If you are involved with older inmates, you should read this publication. While it is focused on Great Britain, it contains a wealth of information pertinent to the management of elderly offenders. “This resource pack was created so that peer support workers, disability liaison officers, older offender and wing officers could use its contents to implement good practice ideas and set up activities in their establishments for older prisoners ... The pack should also be used to raise awareness among colleagues of the health problems the older prisoner population is prone to and of some of the practical things they can do to make their lives easier” (p. 5).

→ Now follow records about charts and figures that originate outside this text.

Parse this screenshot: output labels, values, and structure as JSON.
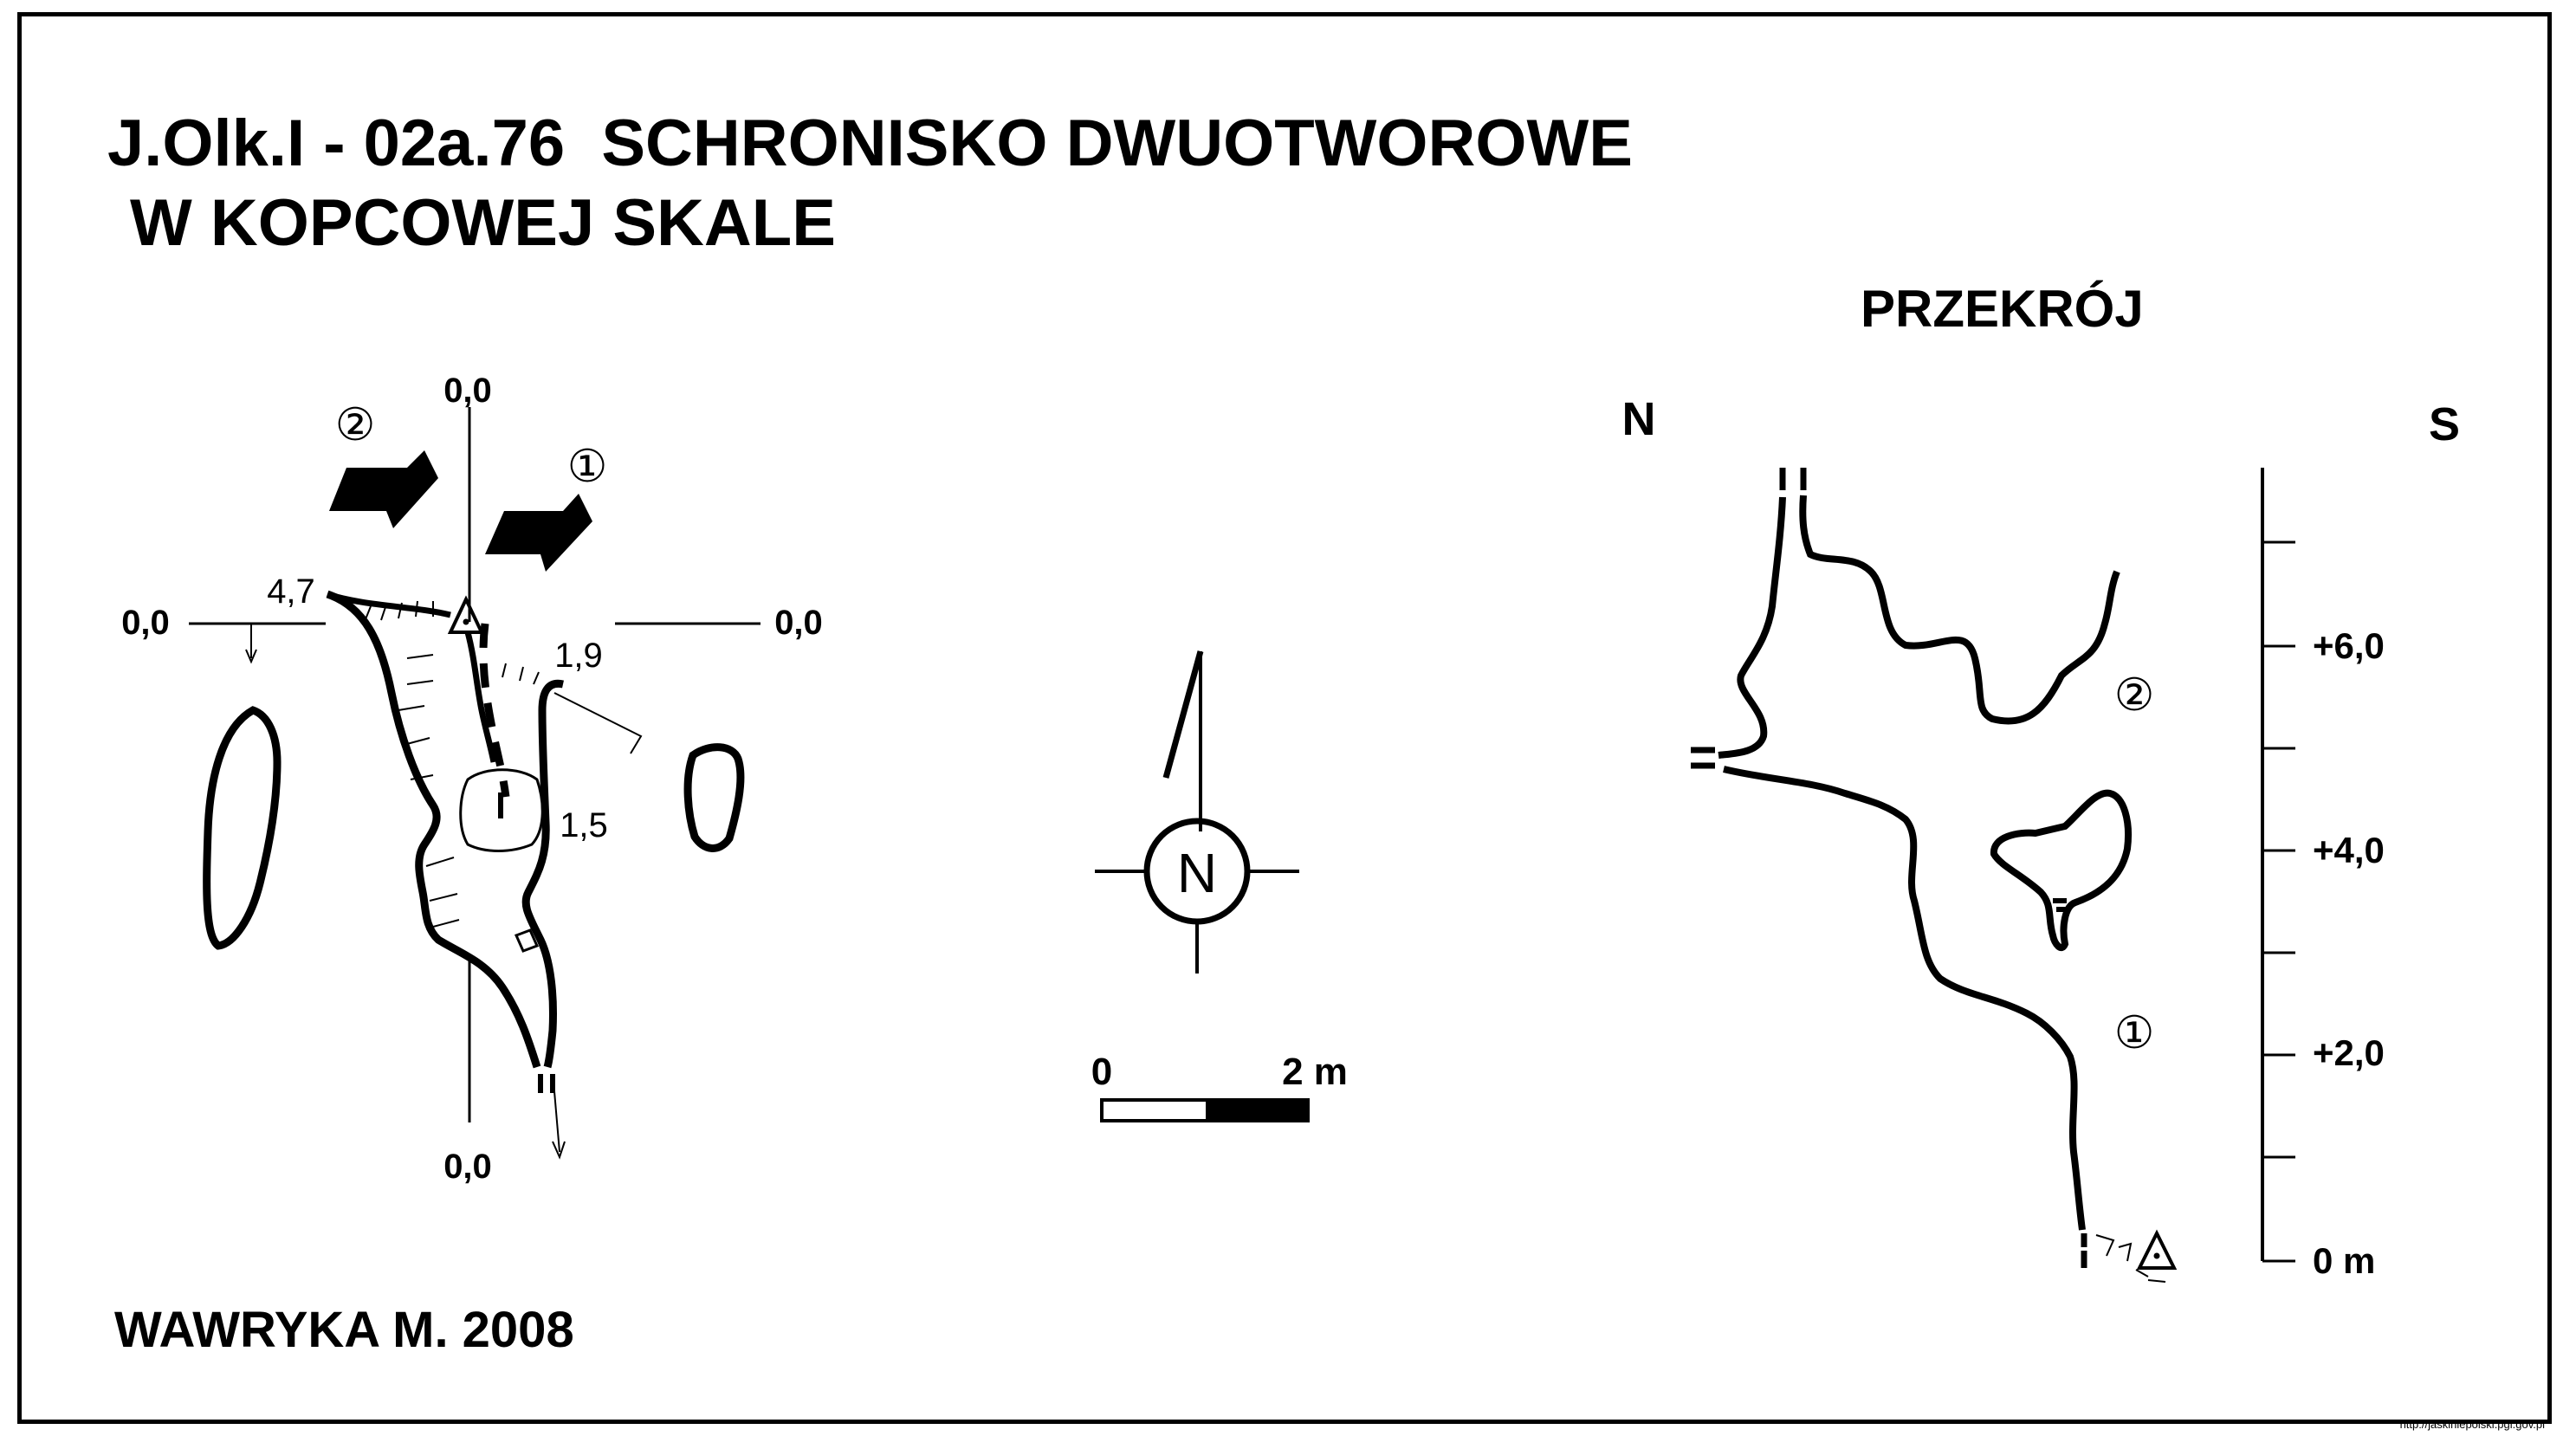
{
  "title": {
    "line1": "J.Olk.I - 02a.76  SCHRONISKO DWUOTWOROWE",
    "line2": "W KOPCOWEJ SKALE"
  },
  "section": {
    "title": "PRZEKRÓJ",
    "north": "N",
    "south": "S",
    "entrance_2": "②",
    "entrance_1": "①",
    "scale_labels": [
      "+6,0",
      "+4,0",
      "+2,0",
      "0 m"
    ]
  },
  "plan": {
    "top_datum": "0,0",
    "bottom_datum": "0,0",
    "left_datum": "0,0",
    "right_datum": "0,0",
    "depth_1": "4,7",
    "depth_2": "1,9",
    "depth_3": "1,5",
    "entrance_2": "②",
    "entrance_1": "①"
  },
  "compass": {
    "label": "N"
  },
  "scale_bar": {
    "start": "0",
    "end": "2 m"
  },
  "author": "WAWRYKA M. 2008",
  "credit": "http://jaskiniepolski.pgi.gov.pl"
}
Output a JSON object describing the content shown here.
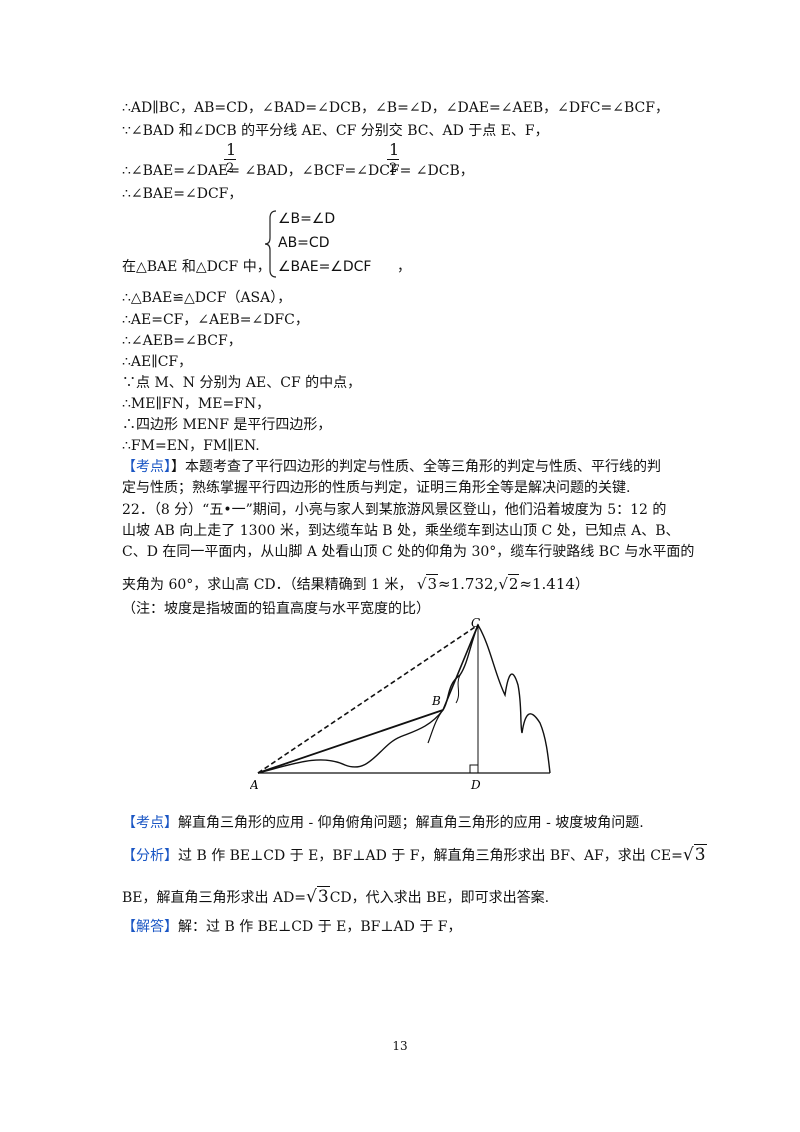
{
  "lines": {
    "l1": "∴AD∥BC，AB=CD，∠BAD=∠DCB，∠B=∠D，∠DAE=∠AEB，∠DFC=∠BCF，",
    "l2": "∵∠BAD 和∠DCB 的平分线 AE、CF 分别交 BC、AD 于点 E、F，",
    "l3": "∴∠BAE=∠DAE=  ∠BAD，∠BCF=∠DCF=  ∠DCB，",
    "l4": "∴∠BAE=∠DCF，",
    "l5": "在△BAE 和△DCF 中，",
    "l5_tail": "，",
    "l6": "∴△BAE≌△DCF（ASA），",
    "l7": "∴AE=CF，∠AEB=∠DFC，",
    "l8": "∴∠AEB=∠BCF，",
    "l9": "∴AE∥CF，",
    "l10": "∵点 M、N 分别为 AE、CF 的中点，",
    "l11": "∴ME∥FN，ME=FN，",
    "l12": "∴四边形 MENF 是平行四边形，",
    "l13": "∴FM=EN，FM∥EN."
  },
  "fraction": {
    "num": "1",
    "den": "2"
  },
  "system": {
    "row1": "∠B=∠D",
    "row2": "AB=CD",
    "row3": "∠BAE=∠DCF"
  },
  "kaodian1": {
    "tag": "【考点】",
    "text1": "】本题考查了平行四边形的判定与性质、全等三角形的判定与性质、平行线的判",
    "text2": "定与性质；熟练掌握平行四边形的性质与判定，证明三角形全等是解决问题的关键."
  },
  "q22": {
    "l1": "22．（8 分）“五•一”期间，小亮与家人到某旅游风景区登山，他们沿着坡度为 5：12 的",
    "l2": "山坡 AB 向上走了 1300 米，到达缆车站 B 处，乘坐缆车到达山顶 C 处，已知点 A、B、",
    "l3": "C、D 在同一平面内，从山脚 A 处看山顶 C 处的仰角为 30°，缆车行驶路线 BC 与水平面的",
    "l4": "夹角为 60°，求山高 CD．（结果精确到 1 米，",
    "l4_math": "≈1.732,",
    "l4_math2": "≈1.414",
    "l4_end": "）",
    "note": "（注：坡度是指坡面的铅直高度与水平宽度的比）",
    "rad3": "3",
    "rad2": "2"
  },
  "figure": {
    "label_a": "A",
    "label_b": "B",
    "label_c": "C",
    "label_d": "D"
  },
  "kaodian2": {
    "tag": "【考点】",
    "text": "解直角三角形的应用 - 仰角俯角问题；解直角三角形的应用 - 坡度坡角问题."
  },
  "fenxi": {
    "tag": "【分析】",
    "text1": "过 B 作 BE⊥CD 于 E，BF⊥AD 于 F，解直角三角形求出 BF、AF，求出 CE=",
    "text2a": "BE，解直角三角形求出 AD=",
    "text2b": "CD，代入求出 BE，即可求出答案.",
    "rad": "3"
  },
  "jieda": {
    "tag": "【解答】",
    "text": "解：过 B 作 BE⊥CD 于 E，BF⊥AD 于 F，"
  },
  "page_number": "13"
}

It is divided into four parts.
- Part 1. Background: facts and figures; what it is like to be an older person in prison; and reviews of conditions for older prisoners.
- Part 2. Health and Health Aging: normal ageing and its symptoms; what is affected by normal ageing; how to age healthily; and recognizing and responding to illnesses common among older prisoners-back pain, cancer, breast cancer, prostrate cancer, skin cancer, dementia, depression, diabetes, glaucoma, hypertension, incontinence, menopause, osteoporosis, Parkinson’s disease, and shingles.
- Part 3. Good Practice Ideas: environment adaptations, visits and visitors, and an officer for older prisoners; activities; healthcare; and resettlement.
- Part 4. Information and Advice: general; activities, learning, and exercise; disability and rehabilitation; employment; finance; health, illness, and disease; housing; and welfare.